A família de um recruta que morreu durante o Curso de Formação de Soldados Fuzileiros Navais, em março de 2010, ingressou ontem com uma ação na Justiça Federal contra a União por danos morais e materiais e pagamento de pensão. Adonai Santos da Costa Júnior, de 19 anos, sofreu uma parada cardiorrespiratória no Centro de Instrução Almirante Milcíades Portela (Ciampa), em Campo Grande, na zona oeste do Rio de Janeiro.

TIAGO ROGERO, Agência Estado

26 de agosto de 2011 | 18h12

Ele fazia parte do mesmo curso dado no mesmo local de treinamento dos 62 recrutas e três militares internados na semana passada no Hospital Naval Marcílio Dias, devido, segundo a Marinha, a um surto de influenza B. De acordo com o advogado João Tancredo, que representa a mãe de Adonai, Rosângela Horsai da Costa, o jovem morreu vítima de exercício físico excessivo.

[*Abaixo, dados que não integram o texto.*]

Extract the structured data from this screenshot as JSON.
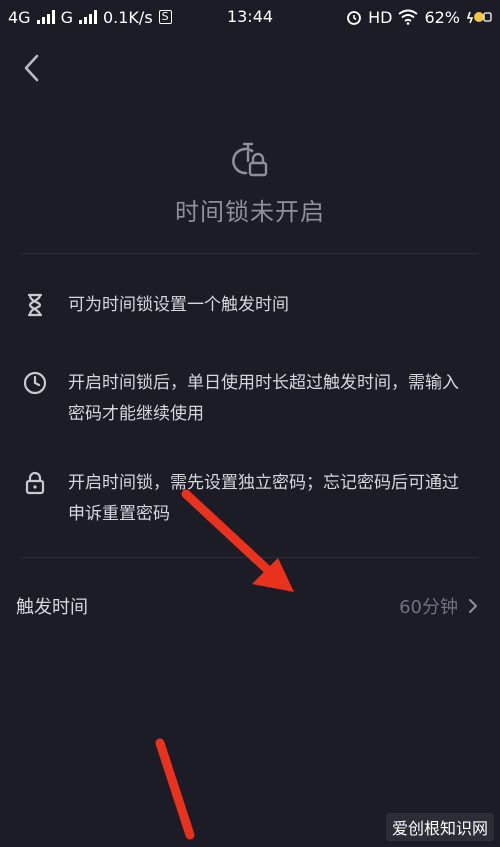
{
  "status_bar": {
    "network1": "4G",
    "network2": "G",
    "speed": "0.1K/s",
    "s_badge": "S",
    "time": "13:44",
    "hd": "HD",
    "battery": "62%"
  },
  "nav": {
    "back_icon": "chevron-left-icon"
  },
  "hero": {
    "icon": "timer-lock-icon",
    "title": "时间锁未开启"
  },
  "features": [
    {
      "icon": "hourglass-icon",
      "text": "可为时间锁设置一个触发时间"
    },
    {
      "icon": "clock-icon",
      "text": "开启时间锁后，单日使用时长超过触发时间，需输入密码才能继续使用"
    },
    {
      "icon": "lock-icon",
      "text": "开启时间锁，需先设置独立密码；忘记密码后可通过申诉重置密码"
    }
  ],
  "trigger_row": {
    "label": "触发时间",
    "value": "60分钟",
    "chevron": "chevron-right-icon"
  },
  "watermark": {
    "text": "爱创根知识网"
  },
  "colors": {
    "background": "#1b1c26",
    "annotation_arrow": "#e8321e"
  }
}
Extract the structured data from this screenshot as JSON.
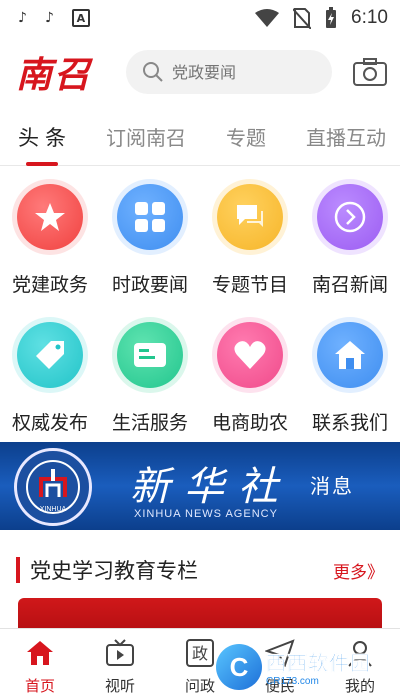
{
  "status_bar": {
    "time": "6:10",
    "app_icon_a": "A"
  },
  "header": {
    "logo": "南召",
    "search_placeholder": "党政要闻"
  },
  "tabs": [
    {
      "label": "头条",
      "active": true
    },
    {
      "label": "订阅南召",
      "active": false
    },
    {
      "label": "专题",
      "active": false
    },
    {
      "label": "直播互动",
      "active": false
    }
  ],
  "grid": [
    {
      "label": "党建政务",
      "icon": "star-icon",
      "color": "#f0413f"
    },
    {
      "label": "时政要闻",
      "icon": "apps-icon",
      "color": "#3f8ef0"
    },
    {
      "label": "专题节目",
      "icon": "chat-icon",
      "color": "#f6b529"
    },
    {
      "label": "南召新闻",
      "icon": "arrow-right-icon",
      "color": "#9c5cf2"
    },
    {
      "label": "权威发布",
      "icon": "tag-icon",
      "color": "#22c4c8"
    },
    {
      "label": "生活服务",
      "icon": "card-icon",
      "color": "#22c68e"
    },
    {
      "label": "电商助农",
      "icon": "heart-icon",
      "color": "#f04a8a"
    },
    {
      "label": "联系我们",
      "icon": "home-icon",
      "color": "#3f8ef0"
    }
  ],
  "banner": {
    "title": "新华社",
    "subtitle": "消息",
    "english": "XINHUA NEWS AGENCY",
    "emblem_text": "XINHUA"
  },
  "section": {
    "title": "党史学习教育专栏",
    "more": "更多》"
  },
  "bottom_nav": [
    {
      "label": "首页",
      "icon": "home-icon",
      "active": true
    },
    {
      "label": "视听",
      "icon": "tv-icon",
      "active": false
    },
    {
      "label": "问政",
      "icon": "politics-icon",
      "active": false
    },
    {
      "label": "便民",
      "icon": "send-icon",
      "active": false
    },
    {
      "label": "我的",
      "icon": "user-icon",
      "active": false
    }
  ],
  "watermark": {
    "main": "西西软件园",
    "url": "CR173.com"
  },
  "colors": {
    "brand_red": "#d7161e"
  }
}
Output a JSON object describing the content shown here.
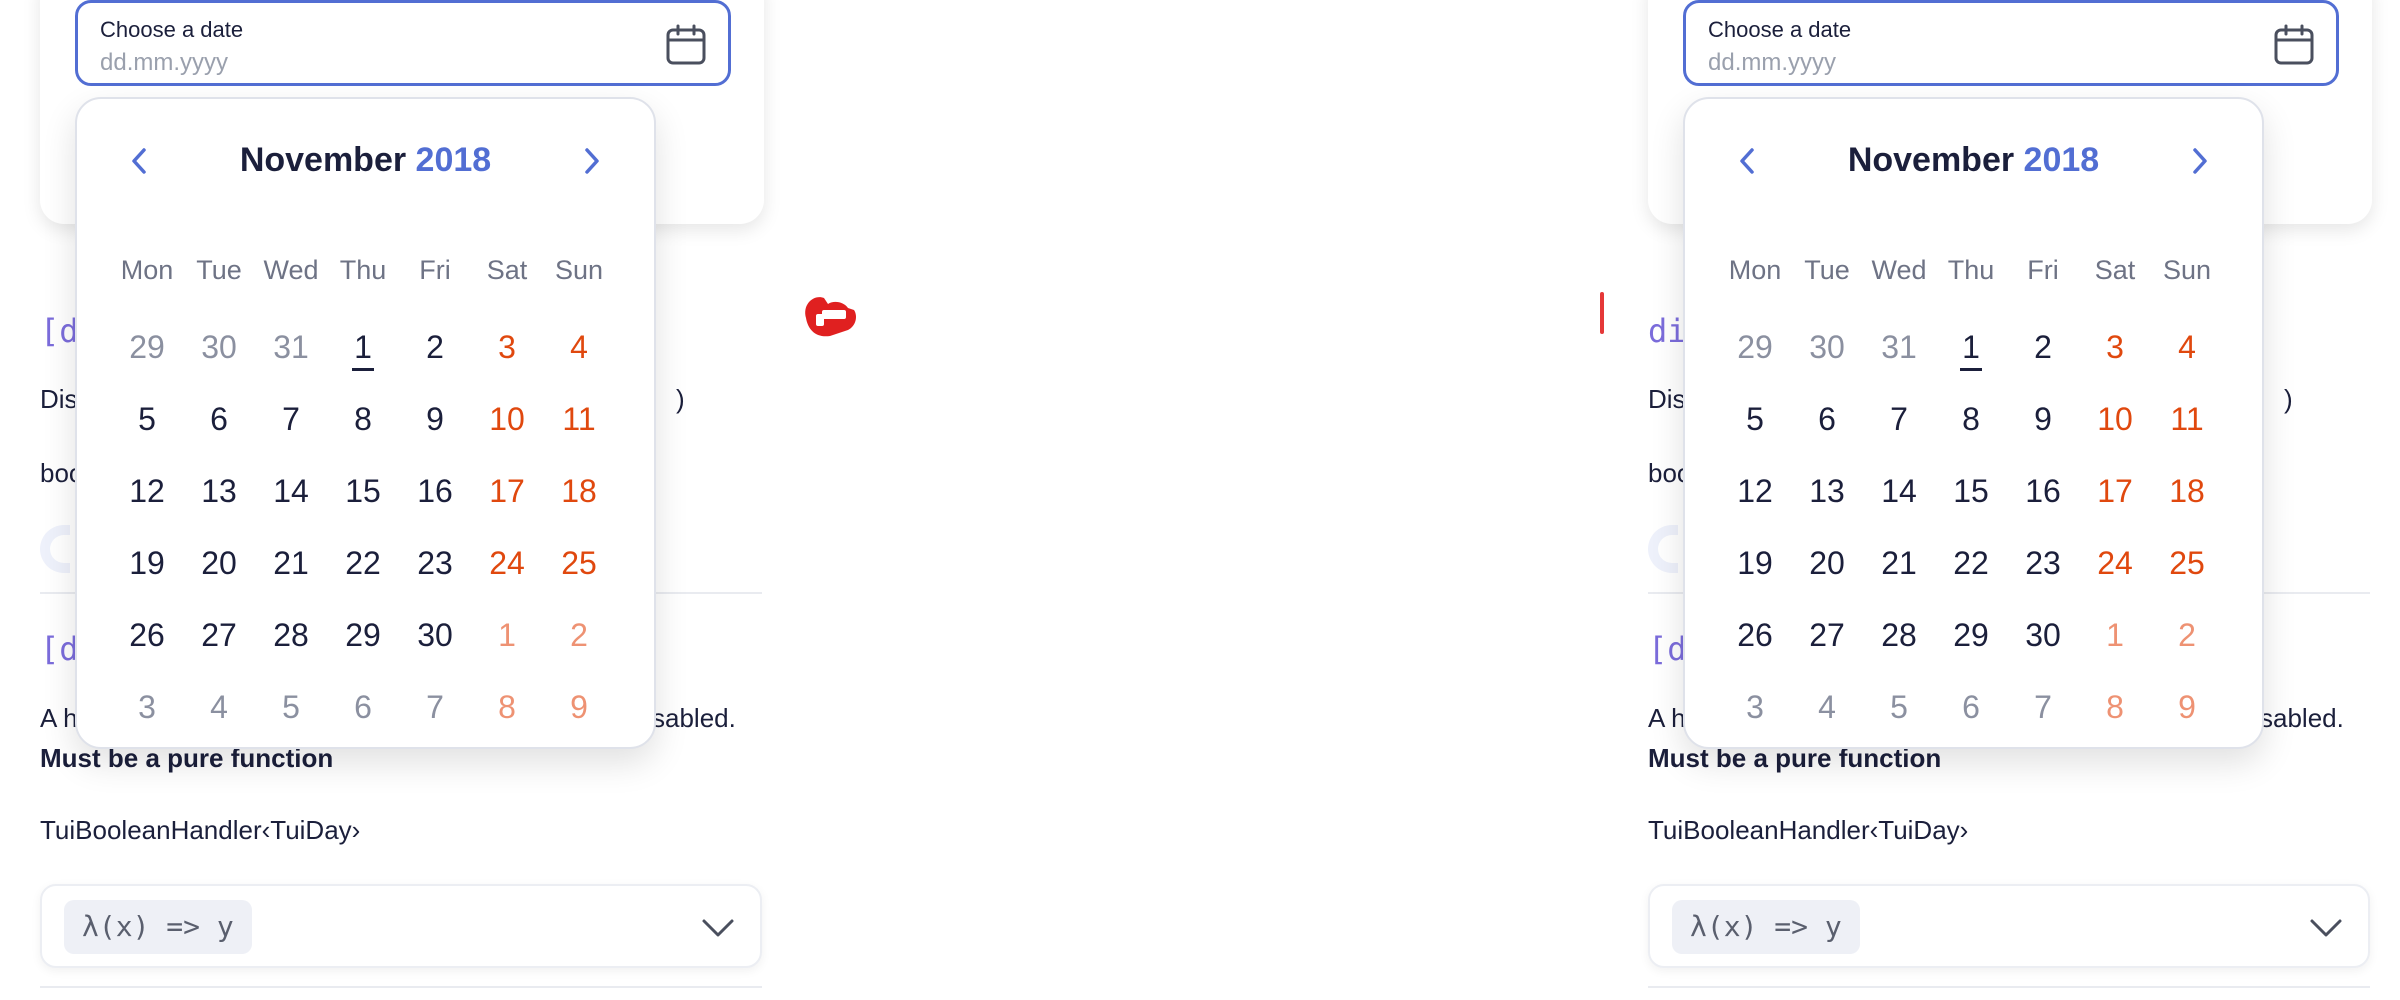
{
  "date_input": {
    "label": "Choose a date",
    "placeholder": "dd.mm.yyyy"
  },
  "calendar": {
    "month": "November",
    "year": "2018",
    "weekdays": [
      "Mon",
      "Tue",
      "Wed",
      "Thu",
      "Fri",
      "Sat",
      "Sun"
    ],
    "weeks": [
      [
        "29",
        "30",
        "31",
        "1",
        "2",
        "3",
        "4"
      ],
      [
        "5",
        "6",
        "7",
        "8",
        "9",
        "10",
        "11"
      ],
      [
        "12",
        "13",
        "14",
        "15",
        "16",
        "17",
        "18"
      ],
      [
        "19",
        "20",
        "21",
        "22",
        "23",
        "24",
        "25"
      ],
      [
        "26",
        "27",
        "28",
        "29",
        "30",
        "1",
        "2"
      ],
      [
        "3",
        "4",
        "5",
        "6",
        "7",
        "8",
        "9"
      ]
    ],
    "outside_month_cells": [
      [
        0,
        0
      ],
      [
        0,
        1
      ],
      [
        0,
        2
      ],
      [
        4,
        5
      ],
      [
        4,
        6
      ],
      [
        5,
        0
      ],
      [
        5,
        1
      ],
      [
        5,
        2
      ],
      [
        5,
        3
      ],
      [
        5,
        4
      ],
      [
        5,
        5
      ],
      [
        5,
        6
      ]
    ],
    "today_cell": [
      0,
      3
    ],
    "colors": {
      "accent": "#526ed3",
      "weekend": "#e0480e",
      "text": "#1b1f3b"
    }
  },
  "doc": {
    "left": {
      "code1": "[d",
      "line_dis": "Dis",
      "paren": ")",
      "line_boo": "boo",
      "code2": "[d",
      "desc_start": "A h",
      "desc_end": "sabled.",
      "pure_function": "Must be a pure function",
      "type": "TuiBooleanHandler‹TuiDay›",
      "lambda": "λ(x) => y"
    },
    "right": {
      "code1": "di",
      "line_dis": "Dis",
      "paren": ")",
      "line_boo": "boo",
      "code2": "[d",
      "desc_start": "A h",
      "desc_end": "sabled.",
      "pure_function": "Must be a pure function",
      "type": "TuiBooleanHandler‹TuiDay›",
      "lambda": "λ(x) => y"
    }
  },
  "icons": {
    "calendar": "calendar-icon",
    "prev": "chevron-left-icon",
    "next": "chevron-right-icon",
    "expand": "chevron-down-icon",
    "cursor": "hand-pointer-icon"
  }
}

"Temos depoimentos de testemunhas. Elas contam que ele saiu da formação porque não conseguia caminhar, mas o oficial fez ele ir para a frente da tropa, para humilhá-lo. Ele sofreu um primeiro desmaio, foi atendido, mas obrigado a voltar para o exercício. E então sofreu a parada", disse Tancredo.

À época, o Comando do 1º Distrito Naval divulgou nota informando que o recruta foi prontamente socorrido pela equipe médica do Ciampa e encaminhado à Unidade de Pronto Atendimento de Campo Grande. Procurado para comentar a ação, o Comando informou apenas que "foi realizado um Inquérito Policial Militar (IPM) e, seguindo procedimento normal, o mesmo foi remetido à Justiça da 1ª Circunscrição Judiciária Militar".

Segundo nota divulgada ontem pelo Comando, três aspirantes permanecem internados no Hospital Naval, "com evolução clínica satisfatória, não necessitando de cuidados intensivos. Os familiares continuam recebendo, em tempo hábil, os esclarecimentos atualizados sobre o estado de saúde dos recrutas", informou.